Nach Auskunft des Bayerischen Staatsministeriums des Innern, für Sport und Integration (STMI) wurden in Bayern bislang rund 115.000 aus der Ukraine geflüchtete Personen im Ausländerzentralregister erfasst. Dabei handelt es sich um Personen, die in Bayern staatlich untergebracht sind oder hier sonstige Leistungen beziehen. Nicht erfasst sind Personen, die privat untergekommen sind und noch keinerlei Schutzgesuch geäußert haben. Stand 25. April 2022 sind über 38.000 Personen mit Ukraine-Bezug in staatlichen oder kommunalen Unterkünften in Bayern untergebracht. Nicht wenige Ukrainer sind direkt bei Verwandten, Freunden oder engagierten Bürgern untergekommen. Bei der Angabe dieser Größenordnung sei jedoch laut STMI zu bedenken, dass ukrainische Staatsangehörige bereits vor der Entscheidung der EU-Innenminister zur Aktivierung der Richtlinie über den vorübergehenden Schutz mit einem biometrischen Reisepass für 90 Tage, innerhalb eines Zeitraums von 180 Tagen, visumsfrei in die EU einreisen konnten. Bei dieser visumsfreien Einreise fände üblicherweise keine Erfassung im Sinne einer Registrierung statt. Zudem seien einige der ukrainischen Neuankömmlinge auch bereits weitergereist.

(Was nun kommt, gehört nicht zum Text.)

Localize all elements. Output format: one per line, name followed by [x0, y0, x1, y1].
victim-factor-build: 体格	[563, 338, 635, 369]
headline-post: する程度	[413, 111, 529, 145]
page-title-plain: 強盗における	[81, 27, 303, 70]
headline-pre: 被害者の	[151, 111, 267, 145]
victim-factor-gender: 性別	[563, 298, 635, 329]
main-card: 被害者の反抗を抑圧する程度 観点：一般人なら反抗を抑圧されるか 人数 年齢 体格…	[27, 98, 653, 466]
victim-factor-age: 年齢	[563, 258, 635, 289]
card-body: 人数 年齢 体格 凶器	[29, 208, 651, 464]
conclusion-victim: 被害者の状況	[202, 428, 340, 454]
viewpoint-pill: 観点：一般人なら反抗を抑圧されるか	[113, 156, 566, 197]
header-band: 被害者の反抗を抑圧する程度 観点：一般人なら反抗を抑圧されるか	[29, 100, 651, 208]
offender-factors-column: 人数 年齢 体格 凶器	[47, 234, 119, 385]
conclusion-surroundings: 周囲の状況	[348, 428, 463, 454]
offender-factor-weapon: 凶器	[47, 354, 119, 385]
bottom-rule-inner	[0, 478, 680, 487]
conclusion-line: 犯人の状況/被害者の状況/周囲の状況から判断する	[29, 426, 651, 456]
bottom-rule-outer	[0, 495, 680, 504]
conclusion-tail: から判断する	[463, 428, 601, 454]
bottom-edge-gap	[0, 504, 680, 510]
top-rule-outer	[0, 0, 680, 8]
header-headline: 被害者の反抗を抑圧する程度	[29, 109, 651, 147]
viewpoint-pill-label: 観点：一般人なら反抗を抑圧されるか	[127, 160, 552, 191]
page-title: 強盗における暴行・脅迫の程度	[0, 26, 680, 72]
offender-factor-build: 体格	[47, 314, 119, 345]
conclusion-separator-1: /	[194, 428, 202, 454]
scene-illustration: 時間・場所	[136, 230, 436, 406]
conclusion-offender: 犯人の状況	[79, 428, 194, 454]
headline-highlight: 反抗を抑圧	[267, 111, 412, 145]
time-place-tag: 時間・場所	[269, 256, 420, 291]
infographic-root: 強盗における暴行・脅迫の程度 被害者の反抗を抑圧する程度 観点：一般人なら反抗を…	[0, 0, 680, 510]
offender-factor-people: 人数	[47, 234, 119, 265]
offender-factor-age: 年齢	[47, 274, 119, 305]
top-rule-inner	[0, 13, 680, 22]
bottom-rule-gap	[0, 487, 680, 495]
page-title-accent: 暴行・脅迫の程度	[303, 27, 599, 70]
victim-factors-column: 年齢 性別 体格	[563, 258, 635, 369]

Michael Solbach, BRK-Bereitschaft Unterschleißheim und Dr. Friedrich Kiener, Facharzt für Allgemeinmedizin, sind ein eingespieltes Team (v. li.).
Rechtslage
Wie steht es nun rechtlich um die medizinische Versorgung der Ukraine-Kriegsflüchtlinge, handelt es sich doch meist um Kinder, Frauen und ältere Menschen? Alle aus der Ukraine Geflüchteten sind ab Äußerung eines Schutzgesuchs leistungsberechtigt nach dem Asylbewerberleistungsgesetz (AsylbLG) und haben damit Anspruch auf die medizinische Notfall- und Erstversorgung. Dies umfasst insbesondere die zur Behandlung akuter Erkrankungen und Schmerzzustände erforderliche ärztliche und zahnärztliche Behandlung einschließlich der Versorgung mit Arznei- und Verbandmitteln sowie sonstige zur Genesung, zur Besserung oder Linderung von Krankheiten oder Krankheitsfolgen erforderliche Leistungen. Im Einzelfall können grundsätzlich andere Behandlungen übernommen werden, wenn diese zur Sicherung der Gesundheit unerlässlich sind bzw. wenn besondere Bedürfnisse bestehen. Vom Versorgungsanspruch umfasst sind auch von der Ständigen Impfkommission (STIKO) empfohlene Schutzimpfungen. Den Betroffenen steht sowohl das stationäre wie auch das ambulante Versorgungsangebot offen. Für die Gewährung der Leistungen ist der örtliche Träger, also der Landkreis bzw. die kreisfreie Stadt zuständig. Leistungsberechtigte nach dem AsylbLG erhalten bei Vorliegen der genannten Voraussetzungen vom zuständigen örtlichen Träger pro Quartal einen Behandlungsschein und können damit niedergelassene Ärztinnen und Ärzte aufsuchen. In Notfällen erfolgt die Behandlung auch ohne Vorlage eines Behandlungsscheins.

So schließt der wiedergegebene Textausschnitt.